On March 18, Alberta introduced the Safeguards for Last Resort Termination of Life Act, which would restrict aspects of MAiD within the province.

“I think that we’re failing in our duty to give people hope,” Alberta Premier Danielle Smith said.

The act would also pre-emptively ban MAiD for mature minors and advance requests, as recommended in February 2023 by Parliament’s Special Joint Committee on Medical Assistance in Dying.

The legislation would prevent “regulated health professionals” from providing information about MAiD unless the patient raises it, effectively barring doctors from initiating the kind of potentially coercive, uninvited conversations reported in the cases of Pat Gray and, as noted in the April 27 B.C. Catholic, Catholic priest Father Larry Holland.

Some coverage of the legislation has framed it as a restriction on rights. Other voices argue it reflects growing concern about how far the system has expanded.

Patricia Murphy, program director at the Canadian Catholic Bioethics Institute, said media portrayals play a significant role in shaping public perception.

“People couldn’t imagine this 15 years ago,” she said. “Now they see it regularly portrayed in a positive light.”

Murphy pointed to what St. John Paul II described as the “conditioning power” of media.

“When the dignity and beauty of life—even in suffering—is shown, it shapes how people think,” she said.

She pointed to initiatives such as the Echoes palliative-care storytelling project, which highlights experiences of accompaniment rather than assisted death.

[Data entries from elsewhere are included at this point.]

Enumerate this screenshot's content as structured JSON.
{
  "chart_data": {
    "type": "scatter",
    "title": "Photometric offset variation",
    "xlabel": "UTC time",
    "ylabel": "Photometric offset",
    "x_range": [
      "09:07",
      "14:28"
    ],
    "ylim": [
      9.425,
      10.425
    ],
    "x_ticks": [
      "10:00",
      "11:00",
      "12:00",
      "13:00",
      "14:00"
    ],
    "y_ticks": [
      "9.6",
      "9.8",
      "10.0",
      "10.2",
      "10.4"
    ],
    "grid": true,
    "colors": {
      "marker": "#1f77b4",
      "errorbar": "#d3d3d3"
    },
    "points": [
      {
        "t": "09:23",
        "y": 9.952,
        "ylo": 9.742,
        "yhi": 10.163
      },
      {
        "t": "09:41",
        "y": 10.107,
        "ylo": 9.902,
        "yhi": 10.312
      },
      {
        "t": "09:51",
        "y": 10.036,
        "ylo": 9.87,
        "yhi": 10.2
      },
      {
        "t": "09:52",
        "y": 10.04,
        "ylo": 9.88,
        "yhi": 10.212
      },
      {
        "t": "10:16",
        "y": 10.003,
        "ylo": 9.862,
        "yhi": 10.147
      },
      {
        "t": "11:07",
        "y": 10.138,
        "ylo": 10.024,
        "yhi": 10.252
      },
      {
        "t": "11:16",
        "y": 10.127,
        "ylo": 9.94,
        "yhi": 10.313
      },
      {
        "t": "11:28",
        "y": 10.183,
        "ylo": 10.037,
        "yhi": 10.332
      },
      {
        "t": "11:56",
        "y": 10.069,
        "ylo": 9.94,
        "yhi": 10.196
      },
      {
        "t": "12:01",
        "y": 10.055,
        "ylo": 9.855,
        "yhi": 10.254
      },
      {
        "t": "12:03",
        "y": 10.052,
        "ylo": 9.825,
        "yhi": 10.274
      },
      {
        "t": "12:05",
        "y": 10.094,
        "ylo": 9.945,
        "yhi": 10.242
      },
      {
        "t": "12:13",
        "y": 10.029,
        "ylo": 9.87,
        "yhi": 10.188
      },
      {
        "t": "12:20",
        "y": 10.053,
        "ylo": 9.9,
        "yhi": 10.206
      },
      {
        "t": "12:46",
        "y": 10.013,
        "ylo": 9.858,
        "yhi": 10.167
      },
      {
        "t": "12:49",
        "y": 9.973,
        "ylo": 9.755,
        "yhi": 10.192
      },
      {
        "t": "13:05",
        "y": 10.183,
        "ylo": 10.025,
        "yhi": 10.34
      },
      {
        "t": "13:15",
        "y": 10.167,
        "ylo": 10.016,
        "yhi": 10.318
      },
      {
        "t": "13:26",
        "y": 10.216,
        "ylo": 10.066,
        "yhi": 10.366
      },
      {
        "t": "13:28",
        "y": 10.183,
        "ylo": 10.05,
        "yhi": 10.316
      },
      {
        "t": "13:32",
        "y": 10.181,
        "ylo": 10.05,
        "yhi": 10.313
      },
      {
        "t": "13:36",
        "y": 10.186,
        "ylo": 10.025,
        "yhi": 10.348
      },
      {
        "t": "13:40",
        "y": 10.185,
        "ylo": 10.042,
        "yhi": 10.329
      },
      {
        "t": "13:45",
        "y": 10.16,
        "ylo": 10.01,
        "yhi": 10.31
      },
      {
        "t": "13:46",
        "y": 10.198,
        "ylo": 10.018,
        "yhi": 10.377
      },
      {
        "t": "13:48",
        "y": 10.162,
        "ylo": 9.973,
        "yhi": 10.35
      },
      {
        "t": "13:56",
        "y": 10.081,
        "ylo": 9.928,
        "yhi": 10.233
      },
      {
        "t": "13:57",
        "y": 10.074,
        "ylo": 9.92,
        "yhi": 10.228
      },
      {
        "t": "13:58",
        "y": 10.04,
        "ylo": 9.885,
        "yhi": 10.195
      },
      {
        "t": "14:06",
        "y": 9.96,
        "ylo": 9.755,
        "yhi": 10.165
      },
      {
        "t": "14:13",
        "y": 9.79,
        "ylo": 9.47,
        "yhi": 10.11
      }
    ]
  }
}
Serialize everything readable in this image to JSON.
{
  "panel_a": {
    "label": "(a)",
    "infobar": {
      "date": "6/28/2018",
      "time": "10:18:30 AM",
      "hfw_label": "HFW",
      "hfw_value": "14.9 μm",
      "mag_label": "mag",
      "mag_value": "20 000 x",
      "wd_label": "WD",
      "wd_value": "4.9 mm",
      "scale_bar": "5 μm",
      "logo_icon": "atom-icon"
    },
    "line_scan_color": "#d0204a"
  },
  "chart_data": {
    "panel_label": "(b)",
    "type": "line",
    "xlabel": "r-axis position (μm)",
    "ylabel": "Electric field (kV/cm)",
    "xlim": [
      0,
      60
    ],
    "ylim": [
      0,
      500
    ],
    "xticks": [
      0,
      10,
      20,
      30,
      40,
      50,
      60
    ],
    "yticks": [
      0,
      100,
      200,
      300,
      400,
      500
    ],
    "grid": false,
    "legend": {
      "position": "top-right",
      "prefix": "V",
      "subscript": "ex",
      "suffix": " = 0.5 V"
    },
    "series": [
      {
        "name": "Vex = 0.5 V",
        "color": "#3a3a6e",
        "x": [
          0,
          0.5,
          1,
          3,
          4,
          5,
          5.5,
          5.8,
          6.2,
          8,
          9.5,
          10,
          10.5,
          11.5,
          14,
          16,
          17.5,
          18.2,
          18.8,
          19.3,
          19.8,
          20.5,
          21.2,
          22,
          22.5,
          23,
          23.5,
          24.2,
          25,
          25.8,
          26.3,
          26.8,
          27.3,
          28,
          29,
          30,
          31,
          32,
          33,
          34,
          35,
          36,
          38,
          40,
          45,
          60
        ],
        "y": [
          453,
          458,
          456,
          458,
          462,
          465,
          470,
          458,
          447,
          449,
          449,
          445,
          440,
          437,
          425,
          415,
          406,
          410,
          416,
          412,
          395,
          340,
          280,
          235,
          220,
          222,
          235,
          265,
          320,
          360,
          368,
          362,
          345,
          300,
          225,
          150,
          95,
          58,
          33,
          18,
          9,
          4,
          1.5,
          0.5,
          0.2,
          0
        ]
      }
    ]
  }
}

One such story tells of a dying physician who declined MAiD in order to demonstrate that “dying with dignity is dying loved.”

Catholic teaching continues to reject euthanasia while affirming the duty to care for the suffering. Resources such as the Archdiocese of Edmonton’s Hope and Dignity program emphasize that human life remains sacred and that suffering, while difficult, is not without meaning.